Y, dando media vuelta, se dirigió hacia proa. Andrea le siguió.

—Has sido duro con el joven. Sus palabras no eran ni una crítica ni un reproche, sino la sencilla exposición de un hecho.

—Ya lo sé. —Mallory se encogió de hombros—. Tampoco a mí me gustó hacerlo… No tuve otro remedio.

—También lo creo yo así —dijo Andrea lentamente—. Sí, creo que tuviste que hacerlo. Pero resultó duro… ¿Crees que emplearán el cañón grande para detenernos?

—Es posible. No hubieran vuelto sobre nosotros si no estuvieran seguros de que nos proponemos algo raro. Pero eso del cañonazo ante la proa… Por regla general no suelen ser tan suaves.

Andrea arrugó el entrecejo.

—¿Tan suaves?

—Dejémoslo —dijo Mallory sonriendo—. Es hora de que tomemos posiciones. Recuérdalo. Espera a oír mi señal. No tendrás dificultad en oírla —terminó secamente.

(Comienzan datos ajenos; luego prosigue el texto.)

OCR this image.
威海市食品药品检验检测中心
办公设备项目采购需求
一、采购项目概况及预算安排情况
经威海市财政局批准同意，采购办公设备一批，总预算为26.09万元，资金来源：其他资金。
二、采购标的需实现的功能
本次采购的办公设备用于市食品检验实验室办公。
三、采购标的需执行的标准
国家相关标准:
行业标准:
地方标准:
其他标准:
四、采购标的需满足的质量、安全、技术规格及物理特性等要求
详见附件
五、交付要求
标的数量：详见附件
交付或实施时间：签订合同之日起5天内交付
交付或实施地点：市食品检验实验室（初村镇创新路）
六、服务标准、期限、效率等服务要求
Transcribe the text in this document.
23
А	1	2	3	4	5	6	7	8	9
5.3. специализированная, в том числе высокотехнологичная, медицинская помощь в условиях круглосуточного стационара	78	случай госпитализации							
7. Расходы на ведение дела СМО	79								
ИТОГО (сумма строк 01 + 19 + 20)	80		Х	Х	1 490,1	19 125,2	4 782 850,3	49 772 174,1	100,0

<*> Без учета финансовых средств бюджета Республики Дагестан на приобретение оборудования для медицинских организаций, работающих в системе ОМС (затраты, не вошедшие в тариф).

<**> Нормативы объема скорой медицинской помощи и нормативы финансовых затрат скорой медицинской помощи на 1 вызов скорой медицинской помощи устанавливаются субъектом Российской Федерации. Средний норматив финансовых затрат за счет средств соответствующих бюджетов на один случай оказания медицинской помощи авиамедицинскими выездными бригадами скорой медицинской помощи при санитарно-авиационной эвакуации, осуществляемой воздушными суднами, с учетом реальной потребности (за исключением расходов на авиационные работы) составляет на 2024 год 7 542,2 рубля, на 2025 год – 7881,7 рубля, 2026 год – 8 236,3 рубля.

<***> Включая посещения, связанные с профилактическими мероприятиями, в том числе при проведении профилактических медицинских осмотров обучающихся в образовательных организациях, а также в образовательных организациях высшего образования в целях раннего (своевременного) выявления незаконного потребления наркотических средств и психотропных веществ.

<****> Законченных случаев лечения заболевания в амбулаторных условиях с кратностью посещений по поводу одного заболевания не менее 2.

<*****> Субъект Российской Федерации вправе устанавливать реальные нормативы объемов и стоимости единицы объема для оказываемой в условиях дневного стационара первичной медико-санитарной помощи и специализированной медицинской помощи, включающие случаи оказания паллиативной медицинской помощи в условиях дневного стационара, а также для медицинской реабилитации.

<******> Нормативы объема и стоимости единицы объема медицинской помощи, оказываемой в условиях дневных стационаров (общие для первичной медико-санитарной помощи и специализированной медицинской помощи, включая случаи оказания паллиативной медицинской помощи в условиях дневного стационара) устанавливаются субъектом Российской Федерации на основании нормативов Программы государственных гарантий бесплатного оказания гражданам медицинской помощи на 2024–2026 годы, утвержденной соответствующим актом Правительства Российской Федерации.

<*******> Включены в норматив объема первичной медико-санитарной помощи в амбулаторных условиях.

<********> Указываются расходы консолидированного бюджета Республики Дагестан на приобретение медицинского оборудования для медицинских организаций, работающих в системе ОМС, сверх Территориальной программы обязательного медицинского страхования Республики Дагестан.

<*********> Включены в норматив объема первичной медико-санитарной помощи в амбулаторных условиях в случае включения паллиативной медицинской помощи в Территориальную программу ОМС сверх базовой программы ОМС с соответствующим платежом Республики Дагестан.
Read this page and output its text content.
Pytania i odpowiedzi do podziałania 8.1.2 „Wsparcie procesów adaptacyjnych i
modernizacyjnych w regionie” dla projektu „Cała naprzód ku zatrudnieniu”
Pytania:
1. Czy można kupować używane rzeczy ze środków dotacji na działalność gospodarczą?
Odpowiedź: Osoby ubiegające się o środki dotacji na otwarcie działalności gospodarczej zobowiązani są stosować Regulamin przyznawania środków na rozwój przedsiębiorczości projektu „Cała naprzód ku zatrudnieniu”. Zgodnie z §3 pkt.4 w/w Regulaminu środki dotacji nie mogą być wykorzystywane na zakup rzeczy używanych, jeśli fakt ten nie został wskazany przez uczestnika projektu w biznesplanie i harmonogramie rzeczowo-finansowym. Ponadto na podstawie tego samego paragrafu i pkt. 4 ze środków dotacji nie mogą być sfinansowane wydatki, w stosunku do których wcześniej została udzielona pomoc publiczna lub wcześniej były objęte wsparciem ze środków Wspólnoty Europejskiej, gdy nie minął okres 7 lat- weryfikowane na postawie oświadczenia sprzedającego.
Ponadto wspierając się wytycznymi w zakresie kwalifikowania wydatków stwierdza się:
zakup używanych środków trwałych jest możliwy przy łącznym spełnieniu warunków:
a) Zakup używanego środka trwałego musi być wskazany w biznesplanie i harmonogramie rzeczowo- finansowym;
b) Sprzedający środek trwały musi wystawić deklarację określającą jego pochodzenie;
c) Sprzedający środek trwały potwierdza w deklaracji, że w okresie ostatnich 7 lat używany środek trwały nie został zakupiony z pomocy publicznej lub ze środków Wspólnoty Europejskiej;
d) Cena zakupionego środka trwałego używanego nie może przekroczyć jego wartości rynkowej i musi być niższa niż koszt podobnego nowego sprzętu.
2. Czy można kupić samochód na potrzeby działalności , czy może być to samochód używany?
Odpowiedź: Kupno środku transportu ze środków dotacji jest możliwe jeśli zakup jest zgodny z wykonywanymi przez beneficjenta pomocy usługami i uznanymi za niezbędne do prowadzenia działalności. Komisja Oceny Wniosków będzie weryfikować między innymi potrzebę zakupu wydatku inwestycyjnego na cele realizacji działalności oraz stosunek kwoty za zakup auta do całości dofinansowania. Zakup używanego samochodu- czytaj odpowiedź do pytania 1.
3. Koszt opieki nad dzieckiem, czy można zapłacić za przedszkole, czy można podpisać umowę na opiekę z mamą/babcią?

La onda espumosa se convirtió en un suave rizo, el rumor del gran motor Diesel se hizo distante al arrimarse el barco alemán al costado, quedando apenas a seis pies de distancia. Desde donde se hallaba, sentado en una caja de pescado en el castillo de proa, cosiendo con aplicación un botón de la vieja zamarra que sostenía sobre las piernas, Mallory podía ver seis hombres vestidos con el uniforme normal de la Armada alemana…: uno agachado detrás de una ametralladora
Spandau
montada sobre su trípode tras el cañón de dos libras; otros tres agrupados en medio del barco, cada uno de ellos armado de la correspondiente metralleta —
Schmeissers
, al menos se lo pareció—; el capitán, un joven teniente de rostro duro y frío, con la Cruz de Hierro sobre el pecho, mirando por la abierta puerta de la timonera: y, por fin, una cabeza curiosa que se asomaba por encima de la escotilla de máquinas. Desde su sitio Mallory no podía ver la cubierta de popa; el trinquete, intermitentemente hinchado por el incierto viento, le ocultaba la vista; pero por el movimiento lateral restringido de proa a popa de la
Spandau
, cubriendo ávidamente sólo la mitad delantera de su propio caique, pudo deducir que había otra ametralladora servida del mismo modo en la popa del barco alemán.